The third book in Deary’s Dangerous Days series takes a quick jaunt around the Elizabethan era, peeking behind the jewelled skirts of the Queen to see the smallpox scars and filth-encrusted streets underneath.
Given what a huge influence Elizabeth’s family and upbringing would have had on her psychology, the first half of the book focuses on them from her birth on – her psychopath father declaring her a bastard and having her mother beheaded, her sickly brother dying soon into his rule, her bloodthirsty sister and the many thousands of religious executions, and the diplomatic dancing that Liz had to perform simply to stay alive – before turning its eyes to the shenanigans of Liz as queen and those she ruled over.
Lousy with spies, torturers, political plots and assassination attempts, and with ongoing religious tensions leading to the brutal executions of thousands, there was certainly no shortage of the mutilated corpses that seemed to decorate most of the city walls.

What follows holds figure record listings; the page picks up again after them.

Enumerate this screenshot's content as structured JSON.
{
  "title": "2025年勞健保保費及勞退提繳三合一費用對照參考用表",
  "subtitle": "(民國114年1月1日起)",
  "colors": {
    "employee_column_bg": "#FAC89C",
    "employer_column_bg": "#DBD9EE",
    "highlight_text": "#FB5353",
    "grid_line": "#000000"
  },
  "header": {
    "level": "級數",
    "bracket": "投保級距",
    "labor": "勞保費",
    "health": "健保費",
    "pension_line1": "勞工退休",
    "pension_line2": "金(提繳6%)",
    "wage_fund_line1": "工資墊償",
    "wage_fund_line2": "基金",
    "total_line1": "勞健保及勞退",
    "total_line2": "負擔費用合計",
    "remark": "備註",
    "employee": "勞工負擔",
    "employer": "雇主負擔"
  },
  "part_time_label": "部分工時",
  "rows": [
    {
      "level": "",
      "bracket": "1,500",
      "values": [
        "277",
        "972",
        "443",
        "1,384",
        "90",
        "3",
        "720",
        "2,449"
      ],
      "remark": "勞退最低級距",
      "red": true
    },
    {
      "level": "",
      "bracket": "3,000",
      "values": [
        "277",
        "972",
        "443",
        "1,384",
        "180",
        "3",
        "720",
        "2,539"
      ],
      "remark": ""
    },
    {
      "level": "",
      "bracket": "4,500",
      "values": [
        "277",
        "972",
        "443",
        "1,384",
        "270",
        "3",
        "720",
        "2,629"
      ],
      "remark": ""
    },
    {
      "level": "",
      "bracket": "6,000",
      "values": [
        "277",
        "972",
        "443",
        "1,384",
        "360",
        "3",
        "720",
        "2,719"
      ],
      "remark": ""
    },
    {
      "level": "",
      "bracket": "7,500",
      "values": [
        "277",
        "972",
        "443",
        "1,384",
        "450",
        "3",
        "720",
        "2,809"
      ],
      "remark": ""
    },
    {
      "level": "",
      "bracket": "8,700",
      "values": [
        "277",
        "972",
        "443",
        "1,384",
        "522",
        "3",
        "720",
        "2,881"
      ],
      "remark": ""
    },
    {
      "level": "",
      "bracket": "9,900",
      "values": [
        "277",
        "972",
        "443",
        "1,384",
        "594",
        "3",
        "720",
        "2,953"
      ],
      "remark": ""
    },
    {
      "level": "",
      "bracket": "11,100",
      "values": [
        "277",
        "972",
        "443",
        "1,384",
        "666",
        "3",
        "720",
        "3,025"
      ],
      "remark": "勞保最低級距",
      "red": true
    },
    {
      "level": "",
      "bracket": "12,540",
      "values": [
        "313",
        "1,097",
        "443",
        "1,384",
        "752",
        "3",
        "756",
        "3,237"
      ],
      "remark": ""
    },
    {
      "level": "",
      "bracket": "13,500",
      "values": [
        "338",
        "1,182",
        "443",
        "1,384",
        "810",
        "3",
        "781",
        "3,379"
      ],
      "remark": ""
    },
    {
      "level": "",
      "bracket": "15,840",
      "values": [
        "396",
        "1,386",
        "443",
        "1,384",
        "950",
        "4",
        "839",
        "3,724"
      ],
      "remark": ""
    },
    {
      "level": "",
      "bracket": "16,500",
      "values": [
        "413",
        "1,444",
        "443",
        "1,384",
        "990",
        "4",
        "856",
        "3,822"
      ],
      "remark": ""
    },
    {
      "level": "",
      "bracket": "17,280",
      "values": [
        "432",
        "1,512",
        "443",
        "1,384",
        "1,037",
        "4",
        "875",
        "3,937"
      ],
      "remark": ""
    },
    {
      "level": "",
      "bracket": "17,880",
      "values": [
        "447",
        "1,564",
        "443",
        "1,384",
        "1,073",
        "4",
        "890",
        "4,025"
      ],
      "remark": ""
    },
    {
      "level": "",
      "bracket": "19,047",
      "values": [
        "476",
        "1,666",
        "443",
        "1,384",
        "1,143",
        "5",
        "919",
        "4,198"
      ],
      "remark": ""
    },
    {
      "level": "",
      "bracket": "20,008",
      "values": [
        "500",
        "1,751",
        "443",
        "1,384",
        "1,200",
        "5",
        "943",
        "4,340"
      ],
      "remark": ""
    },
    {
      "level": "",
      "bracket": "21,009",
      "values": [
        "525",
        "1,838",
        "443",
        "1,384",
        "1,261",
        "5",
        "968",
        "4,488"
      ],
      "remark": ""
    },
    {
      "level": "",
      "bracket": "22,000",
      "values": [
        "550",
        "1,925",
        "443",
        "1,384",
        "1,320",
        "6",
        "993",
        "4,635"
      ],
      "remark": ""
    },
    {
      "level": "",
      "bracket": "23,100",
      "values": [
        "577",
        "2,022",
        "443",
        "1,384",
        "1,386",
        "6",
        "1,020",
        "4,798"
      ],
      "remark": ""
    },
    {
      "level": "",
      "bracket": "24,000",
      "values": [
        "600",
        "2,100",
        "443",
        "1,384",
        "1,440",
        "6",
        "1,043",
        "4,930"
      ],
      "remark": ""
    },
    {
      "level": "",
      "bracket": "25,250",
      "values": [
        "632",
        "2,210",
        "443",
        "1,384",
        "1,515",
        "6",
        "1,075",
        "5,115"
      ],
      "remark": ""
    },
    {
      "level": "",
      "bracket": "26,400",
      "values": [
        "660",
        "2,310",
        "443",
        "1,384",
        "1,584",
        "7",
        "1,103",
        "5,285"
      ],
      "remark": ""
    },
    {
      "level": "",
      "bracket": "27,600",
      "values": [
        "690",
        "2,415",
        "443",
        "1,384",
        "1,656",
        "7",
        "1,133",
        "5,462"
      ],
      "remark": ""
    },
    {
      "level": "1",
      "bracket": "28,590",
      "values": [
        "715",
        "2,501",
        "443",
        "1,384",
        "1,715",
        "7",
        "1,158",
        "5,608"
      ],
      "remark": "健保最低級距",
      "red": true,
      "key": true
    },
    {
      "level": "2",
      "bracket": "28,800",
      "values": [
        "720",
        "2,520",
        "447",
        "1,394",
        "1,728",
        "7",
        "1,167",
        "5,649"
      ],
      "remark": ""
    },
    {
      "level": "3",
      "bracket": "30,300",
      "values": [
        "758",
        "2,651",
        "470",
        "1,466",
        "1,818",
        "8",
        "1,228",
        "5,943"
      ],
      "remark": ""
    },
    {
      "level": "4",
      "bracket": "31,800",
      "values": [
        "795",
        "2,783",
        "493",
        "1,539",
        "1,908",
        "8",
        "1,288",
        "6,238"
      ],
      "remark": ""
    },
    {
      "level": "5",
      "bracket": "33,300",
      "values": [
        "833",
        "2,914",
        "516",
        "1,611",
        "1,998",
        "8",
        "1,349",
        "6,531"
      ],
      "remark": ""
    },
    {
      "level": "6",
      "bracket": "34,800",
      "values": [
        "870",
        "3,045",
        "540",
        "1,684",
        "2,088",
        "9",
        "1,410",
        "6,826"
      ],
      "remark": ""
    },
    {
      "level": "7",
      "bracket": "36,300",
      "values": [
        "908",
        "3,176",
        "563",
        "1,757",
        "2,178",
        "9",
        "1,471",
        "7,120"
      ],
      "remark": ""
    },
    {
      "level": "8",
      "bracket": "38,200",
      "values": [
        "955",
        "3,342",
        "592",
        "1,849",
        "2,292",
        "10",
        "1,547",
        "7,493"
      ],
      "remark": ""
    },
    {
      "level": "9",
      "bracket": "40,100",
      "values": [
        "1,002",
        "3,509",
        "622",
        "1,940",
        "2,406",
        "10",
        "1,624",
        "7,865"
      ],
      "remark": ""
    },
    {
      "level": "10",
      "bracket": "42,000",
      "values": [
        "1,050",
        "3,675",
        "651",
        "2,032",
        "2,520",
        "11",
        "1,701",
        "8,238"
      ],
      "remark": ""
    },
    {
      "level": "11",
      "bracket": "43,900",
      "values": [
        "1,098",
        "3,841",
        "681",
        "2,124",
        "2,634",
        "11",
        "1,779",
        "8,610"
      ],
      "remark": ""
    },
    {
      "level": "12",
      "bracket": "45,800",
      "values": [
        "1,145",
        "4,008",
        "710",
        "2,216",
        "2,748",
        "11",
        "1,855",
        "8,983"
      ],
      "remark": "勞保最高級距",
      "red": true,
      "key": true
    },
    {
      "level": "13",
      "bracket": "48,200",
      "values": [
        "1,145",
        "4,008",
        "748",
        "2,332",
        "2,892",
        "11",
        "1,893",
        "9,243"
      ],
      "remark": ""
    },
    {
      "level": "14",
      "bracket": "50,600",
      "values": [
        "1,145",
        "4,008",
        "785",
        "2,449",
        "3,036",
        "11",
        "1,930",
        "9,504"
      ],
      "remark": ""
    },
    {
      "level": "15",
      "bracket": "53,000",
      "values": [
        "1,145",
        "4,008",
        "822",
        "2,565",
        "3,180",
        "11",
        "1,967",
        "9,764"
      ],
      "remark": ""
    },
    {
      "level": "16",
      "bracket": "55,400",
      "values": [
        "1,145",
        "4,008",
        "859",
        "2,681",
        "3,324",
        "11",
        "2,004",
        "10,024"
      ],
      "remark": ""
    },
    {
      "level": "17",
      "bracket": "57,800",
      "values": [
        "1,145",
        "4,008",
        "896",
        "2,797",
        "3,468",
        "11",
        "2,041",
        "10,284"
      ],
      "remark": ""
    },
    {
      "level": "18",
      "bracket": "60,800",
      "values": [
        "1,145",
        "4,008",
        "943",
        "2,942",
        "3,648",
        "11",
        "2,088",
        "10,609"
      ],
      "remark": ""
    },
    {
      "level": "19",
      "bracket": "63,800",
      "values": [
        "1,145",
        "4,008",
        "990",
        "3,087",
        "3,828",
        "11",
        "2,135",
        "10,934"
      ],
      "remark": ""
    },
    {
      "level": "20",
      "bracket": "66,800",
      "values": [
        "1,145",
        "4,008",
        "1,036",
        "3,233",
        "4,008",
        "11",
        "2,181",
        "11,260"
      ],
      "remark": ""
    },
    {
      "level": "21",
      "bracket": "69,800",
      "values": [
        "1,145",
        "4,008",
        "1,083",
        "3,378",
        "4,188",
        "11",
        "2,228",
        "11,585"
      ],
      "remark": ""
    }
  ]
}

Theatres doubled up as bear-fighting pits, sanitation wasn’t even a thing, and the lead-based make-up applied to cover smallpox scars could kill you.
Living in Plymouth (the English version), Liz and her favourites loomed large in my early education thanks to my hometown’s starring role against the Armada (the Hoe, where Drake famously finished playing a game of boules before facing the fleet, is one of the most popular spots in the city, and every primary school child troops through the well-preserved Elizabethan house on the Barbican at least once), so it was especially good to get to hear some of the stuff that our teachers really wouldn’t have wanted to teach us.
This series has been tremendous fun – I’m a little gutted that there’s now only one left.